Anyway, that means I’m going to have to go back to school (again) in about a month, and the whole Wilkie High experience will happen to me one more time. Oh well. I guess they’d miss me if I was gone – I’ve been there so long I pretty much have seniority over all the teachers and administrators anyway, and they ask me how stuff ought to be done.
Imagine that – THEM asking ME for advice!
One year in early August Principal Peepers was just starting at Wilkie and he got visited by a delegation of parents saying he should change the lunchroom routine around to “the way it used to be” about 5 years earlier.
They had all heard it was better back then but nobody could recall exactly what was different about it.
The teachers weren’t much help. The youngest ones hadn’t been at the school that long and the old timers had gone through so many different lunch management schemes everything was just a blur to them.
So they asked me, figuring that I had such a famous history of breaking lunchtime rules I must be an expert on every single regulation throughout all of time.
“And your brain is young,” Principal P. told me, “so you can call up the details at will.”
But what he didn’t know is that I’d been pretty much sleep deprived my whole time at Wilkie – at first because I was a late-night-TV junkie, and then from staying up super-late to use the computer on the sly because my folks wouldn’t let me on the internet unless one of them was in the room to monitor my “activity”. So I didn’t remember either.
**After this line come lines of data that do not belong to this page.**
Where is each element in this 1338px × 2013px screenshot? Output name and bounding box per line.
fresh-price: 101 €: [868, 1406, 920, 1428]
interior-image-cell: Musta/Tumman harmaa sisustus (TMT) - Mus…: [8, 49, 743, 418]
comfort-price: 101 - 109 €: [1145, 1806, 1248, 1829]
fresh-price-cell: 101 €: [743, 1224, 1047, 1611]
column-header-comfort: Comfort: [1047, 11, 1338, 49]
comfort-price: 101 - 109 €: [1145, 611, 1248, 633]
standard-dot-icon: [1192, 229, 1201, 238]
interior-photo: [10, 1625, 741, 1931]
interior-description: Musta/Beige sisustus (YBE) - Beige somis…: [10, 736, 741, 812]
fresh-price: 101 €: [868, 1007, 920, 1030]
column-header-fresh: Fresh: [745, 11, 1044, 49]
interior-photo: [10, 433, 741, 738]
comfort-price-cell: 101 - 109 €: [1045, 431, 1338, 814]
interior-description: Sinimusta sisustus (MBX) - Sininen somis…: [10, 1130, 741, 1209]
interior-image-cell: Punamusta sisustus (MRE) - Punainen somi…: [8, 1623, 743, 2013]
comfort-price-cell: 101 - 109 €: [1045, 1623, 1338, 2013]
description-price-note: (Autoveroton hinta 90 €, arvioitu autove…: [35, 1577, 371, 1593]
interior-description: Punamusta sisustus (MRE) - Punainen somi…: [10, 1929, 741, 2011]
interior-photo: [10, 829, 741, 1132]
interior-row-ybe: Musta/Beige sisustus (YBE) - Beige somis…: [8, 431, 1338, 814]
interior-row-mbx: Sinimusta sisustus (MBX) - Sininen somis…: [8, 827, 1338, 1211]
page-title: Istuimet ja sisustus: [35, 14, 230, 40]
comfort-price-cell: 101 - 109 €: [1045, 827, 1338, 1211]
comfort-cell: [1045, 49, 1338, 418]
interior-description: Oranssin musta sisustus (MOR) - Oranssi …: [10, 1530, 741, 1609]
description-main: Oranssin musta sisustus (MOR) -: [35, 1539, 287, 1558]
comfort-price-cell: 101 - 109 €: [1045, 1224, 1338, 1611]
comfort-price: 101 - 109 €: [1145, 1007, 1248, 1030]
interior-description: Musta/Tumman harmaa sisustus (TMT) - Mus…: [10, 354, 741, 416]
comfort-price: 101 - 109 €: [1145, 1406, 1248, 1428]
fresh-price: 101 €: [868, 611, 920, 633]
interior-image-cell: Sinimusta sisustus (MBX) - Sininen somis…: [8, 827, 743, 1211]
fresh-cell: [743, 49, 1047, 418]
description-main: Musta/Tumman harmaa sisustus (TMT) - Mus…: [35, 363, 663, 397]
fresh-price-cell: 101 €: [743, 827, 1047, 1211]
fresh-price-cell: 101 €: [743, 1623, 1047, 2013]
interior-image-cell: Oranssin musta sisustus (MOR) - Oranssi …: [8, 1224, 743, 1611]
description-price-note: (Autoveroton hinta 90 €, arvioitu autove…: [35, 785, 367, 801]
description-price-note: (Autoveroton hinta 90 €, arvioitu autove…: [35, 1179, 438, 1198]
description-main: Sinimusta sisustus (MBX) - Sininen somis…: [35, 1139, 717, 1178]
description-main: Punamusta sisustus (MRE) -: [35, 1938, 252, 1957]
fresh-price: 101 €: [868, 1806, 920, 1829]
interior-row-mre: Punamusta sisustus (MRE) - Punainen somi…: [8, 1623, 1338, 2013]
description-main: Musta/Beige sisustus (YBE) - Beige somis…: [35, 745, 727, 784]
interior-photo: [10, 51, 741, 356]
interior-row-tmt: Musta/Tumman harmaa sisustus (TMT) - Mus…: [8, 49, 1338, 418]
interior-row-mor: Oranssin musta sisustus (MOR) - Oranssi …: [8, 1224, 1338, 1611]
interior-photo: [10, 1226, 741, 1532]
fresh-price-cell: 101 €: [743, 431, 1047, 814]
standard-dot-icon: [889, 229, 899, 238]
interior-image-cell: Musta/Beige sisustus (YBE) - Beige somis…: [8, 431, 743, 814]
But what was worse – I didn’t know I didn’t remember.
There’s this new research that explains it – they say being sleep deprived really opens up your mind to retaining false memories. So like your mind is really open to suggestion and you take something totally fictitious and buy into it like it’s real. My dad says Sara Palin has this same problem, so I know I’m in good company. Famous company anyway, which I think is pretty much the same thing.
Anyway, here are the rules I told them we’d had for lunch five years before. They questioned me pretty hard about it, but I stuck to my guns.
- The lunchroom lights must be kept super low.
- Everyone comes to lunch in costume.
- Extra points for extra appendages.
- Talking is allowed in as many languages as possible.
- Food and drink should be served smoking.
- There’s live music, but the band only plays one tune.
Anyway, nobody in the administration stepped up to “champion” my version of the rules and they wound up going with something pretty standard about keeping your voices down and your fingers off of other people’s plates.
Later on I realized that the “rules” I remembered were not from Wilkie High – that was a false memory I picked up from the Star Wars cantina scene.
Oops! My bad, but we almost had an awesome cafeteria that year!
Your pal,
Bubby
When have you been convinced a false memory was true?